Pass vaccinal : Les convois sont bloqués aux portes de Paris par des forces de l’ordre très mobilisées

La situation est tendue et confuse sur le boulevard périphérique parisien samedi matin. Des milliers d’opposants au pass vaccinal venus en convois de toute la France, et qui ont campé aux portes de la capitale, reprenaient la route samedi matin pour entrer dans Paris et manifester malgré l’interdiction par la préfecture de police, déterminée à empêcher tout blocage. Plusieurs véhicules du convoi ont été bloqués porte de Champerret et porte Maillot, empêchant ainsi les manifestants de gagner le cœur de Paris, notamment place d’Italie pour rejoindre une manifestation de « gilets jaunes ».

Certains automobilistes, comme ceux du convoi qui s’est arrêté vendredi soir sur un parking en périphérie de Chartres, étaient repartis dès 5 heures, à petite vitesse, en direction du périphérique ouest parisien. Selon leurs messages consultés par l’AFP, ils veulent devenir « une masse de véhicules impossible à contenir par les forces de l’ordre à moins que ces dernières ne bloquent elles-mêmes les axes principaux de la capitale ».

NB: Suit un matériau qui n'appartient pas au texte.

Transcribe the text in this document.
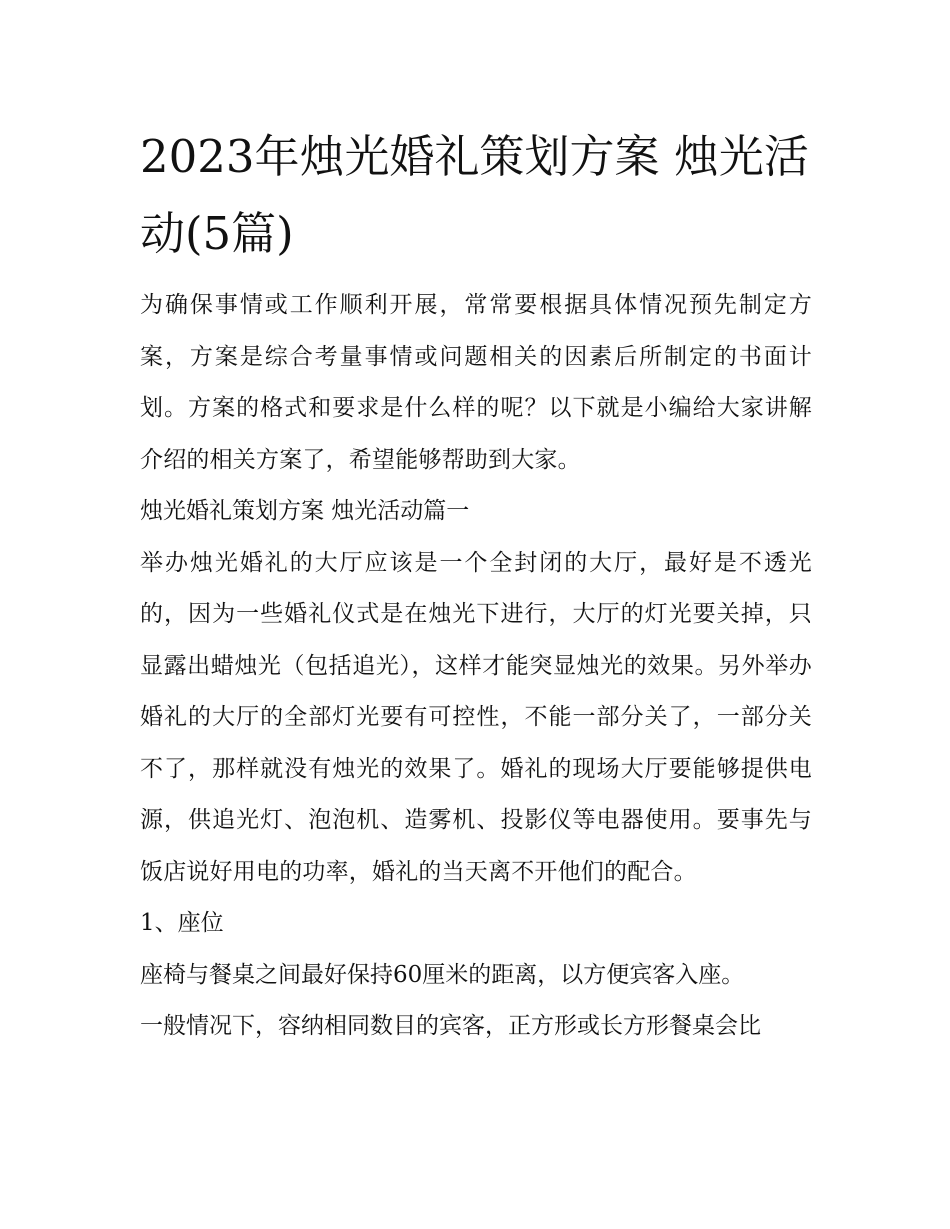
2023年烛光婚礼策划方案 烛光活动(5篇)

为确保事情或工作顺利开展，常常要根据具体情况预先制定方案，方案是综合考量事情或问题相关的因素后所制定的书面计划。方案的格式和要求是什么样的呢？以下就是小编给大家讲解介绍的相关方案了，希望能够帮助到大家。

烛光婚礼策划方案 烛光活动篇一

举办烛光婚礼的大厅应该是一个全封闭的大厅，最好是不透光的，因为一些婚礼仪式是在烛光下进行，大厅的灯光要关掉，只显露出蜡烛光（包括追光），这样才能突显烛光的效果。另外举办婚礼的大厅的全部灯光要有可控性，不能一部分关了，一部分关不了，那样就没有烛光的效果了。婚礼的现场大厅要能够提供电源，供追光灯、泡泡机、造雾机、投影仪等电器使用。要事先与饭店说好用电的功率，婚礼的当天离不开他们的配合。

1、座位

座椅与餐桌之间最好保持60厘米的距离，以方便宾客入座。

一般情况下，容纳相同数目的宾客，正方形或长方形餐桌会比
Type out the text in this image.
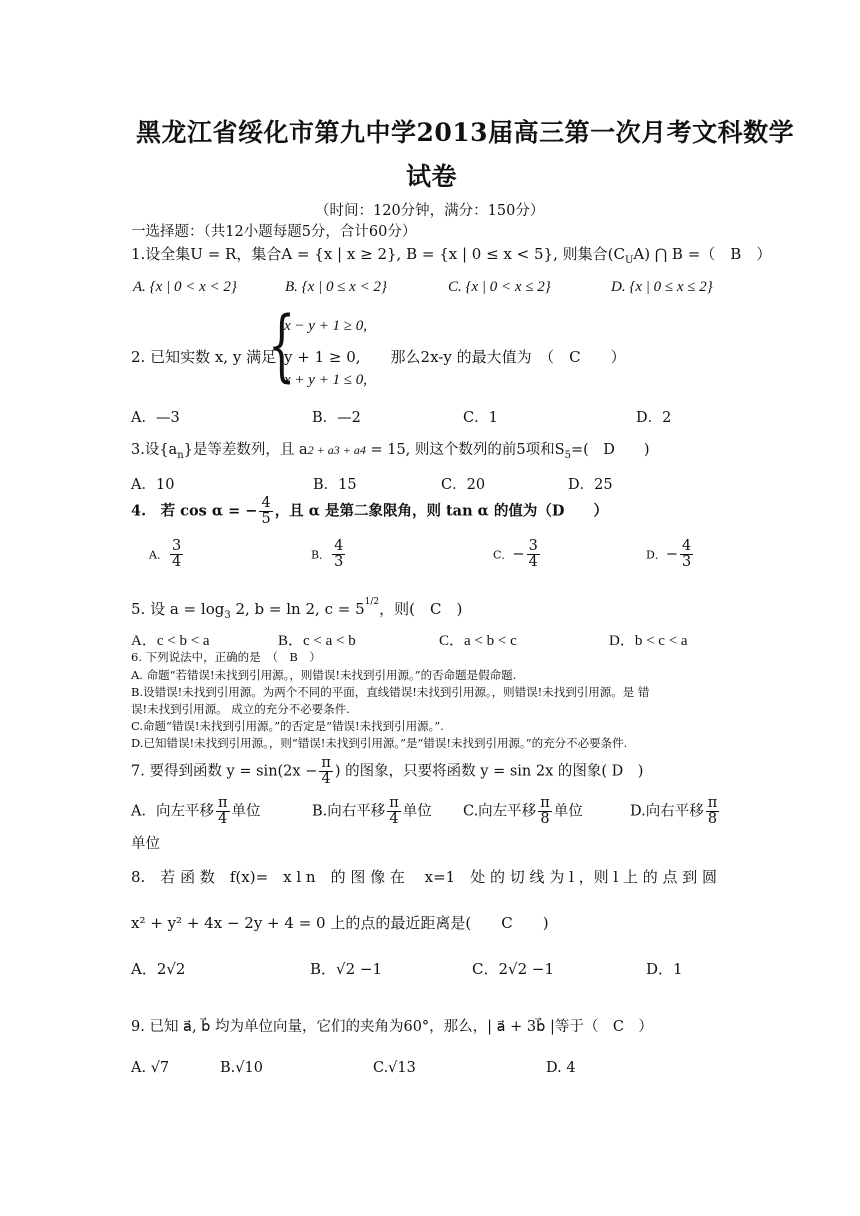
黑龙江省绥化市第九中学2013届高三第一次月考文科数学
试卷
（时间：120分钟，满分：150分）
一选择题：（共12小题每题5分，合计60分）
1.设全集U = R，集合A = {x | x ≥ 2}, B = {x | 0 ≤ x < 5}, 则集合$(C_UA)$ ⋂ B =（　B　）
A. {x | 0 < x < 2}	B. {x | 0 ≤ x < 2}	C. {x | 0 < x ≤ 2}	D. {x | 0 ≤ x ≤ 2}
2. 已知实数 x, y 满足
{
x − y + 1 ≥ 0,
y + 1 ≥ 0,　　那么2x-y 的最大值为　（　C　　）
x + y + 1 ≤ 0,
A．—3	B．—2	C．1	D．2
3.设$\{a_n\}$是等差数列，且 a2 + a3 + a4 = 15, 则这个数列的前5项和$S_5=$(　D　　)
A．10	B．15	C．20	D．25
4.　若 cos α = − $\frac{4}{5}$ ，且 α 是第二象限角，则 tan α 的值为（D　　）
A． $\frac{3}{4}$	B． $\frac{4}{3}$	C．− $\frac{3}{4}$	D．− $\frac{4}{3}$
5. 设 $a = \log_3 2$, b = ln 2, $c = 5^{1/2}$，则(　C　)
A．c < b < a	B．c < a < b	C．a < b < c	D．b < c < a
6. 下列说法中，正确的是　（　B　）
A. 命题“若错误!未找到引用源。，则错误!未找到引用源。”的否命题是假命题.
B.设错误!未找到引用源。为两个不同的平面，直线错误!未找到引用源。，则错误!未找到引用源。是 错
误!未找到引用源。 成立的充分不必要条件.
C.命题“错误!未找到引用源。”的否定是“错误!未找到引用源。”.
D.已知错误!未找到引用源。，则“错误!未找到引用源。”是“错误!未找到引用源。”的充分不必要条件.
7. 要得到函数 $y = \sin(2x - \frac{\pi}{4}$ ) 的图象，只要将函数 y = sin 2x 的图象( D　)
A．向左平移 $\frac{\pi}{4}$ 单位	B.向右平移 $\frac{\pi}{4}$ 单位 C.向左平移 $\frac{\pi}{8}$ 单位	D.向右平移 $\frac{\pi}{8}$
单位
8.　若 函 数　f(x)=　x l n　的 图 像 在　 x=1　处 的 切 线 为 l ，则 l 上 的 点 到 圆
x² + y² + 4x − 2y + 4 = 0 上的点的最近距离是(　　C　　)
A．2√2	B．√2 −1	C．2√2 −1	D．1
9. 已知 a⃗, b⃗ 均为单位向量，它们的夹角为60°，那么，| a⃗ + 3b⃗ |等于（　C　）
A. √7	B.√10	C.√13	D. 4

Le blocage des axes comme enjeu

« De fait, face à plusieurs milliers de véhicules capables d’être à l’arrêt comme en mouvement, quelques dizaines de dépanneuses ne pourraient pas faire grand-chose », poursuit l’un des messages. Près de 7.200 policiers et gendarmes « sont déployés sur les 3 prochains jours pour faire respecter les interdictions de convois de véhicules », selon la Préfecture de Police.

Le préfet de police Didier Lallement a « créé un certain nombre de fourrières provisoires qui permettront avec plusieurs dizaines de véhicules de remorquage de mettre fin à tout blocage », a-t-il déclaré. Des blindés de la gendarmerie ont aussi été déployés dans la capitale, une première depuis les manifestations des « gilets jaunes » fin 2018. Le Premier ministre Jean Castex a promis d’être inflexible face au mouvement. « S’ils bloquent la circulation ou s’ils tentent de bloquer la capitale, il faut être très ferme », a-t-il insisté sur France 2.

Fatigue et colère

Rassemblement hétéroclite d’opposants au président Emmanuel Macron et de « gilets jaunes », le mouvement s’est constitué sur le modèle de la mobilisation qui paralyse la capitale canadienne Ottawa. Les centaines de voitures, camping-cars et camionnettes partis de Lille, Strasbourg, Vimy (Pas-de-Calais) ou Châteaubourg (Ille-et-Vilaine) se sont arrêtés vendredi soir aux portes de Paris.

Beaucoup de fatigue et un début d’énervement étaient ressentis dans le cortège parti de Bretagne, qui s’est arrêté sur le parking d’un centre commercial de la périphérie de Chartres encadré par des escadrons de gendarmerie mobile, selon une journaliste de l’AFP. « Nous sommes tous collectivement fatigués par ce que nous vivons depuis deux ans. Cette fatigue s’exprime de plusieurs manières : par du désarroi chez les uns, de la dépression chez d’autres. On voit une souffrance mentale très forte, chez nos jeunes et moins jeunes. Et parfois, cette fatigue se traduit aussi par de la colère. Je l’entends et la respecte », a souligné le président Macron dans un entretien au quotidien Ouest-France.

La liberté de manifester en étendard

L’interdiction de rassemblement des convois a été maintenue vendredi soir par le tribunal administratif de Paris, qui a rejeté deux recours. « C’est une trahison. Les fondements de l’arrêté ne sont pas respectueux de la loi, de la liberté de manifester », a réagi à l’AFP la militante anti-vaccin et « gilet jaune » Sophie Tissier.

« Le droit de manifester et d’avoir une opinion sont un droit constitutionnellement garanti dans notre République et dans notre démocratie. Le droit de bloquer les autres ou d’empêcher d’aller et venir ne l’est pas », a répondu Jean Castex.

A deux mois de l’élection présidentielle, les manifestants exigent le retrait du pass vaccinal et défendent des revendications sur le pouvoir d’achat ou le coût de l’énergie. Le gouvernement affirme envisager pour fin mars ou début avril la levée du pass vaccinal et compte supprimer dès le 28 février le port du masque obligatoire dans les lieux où le pass est exigé.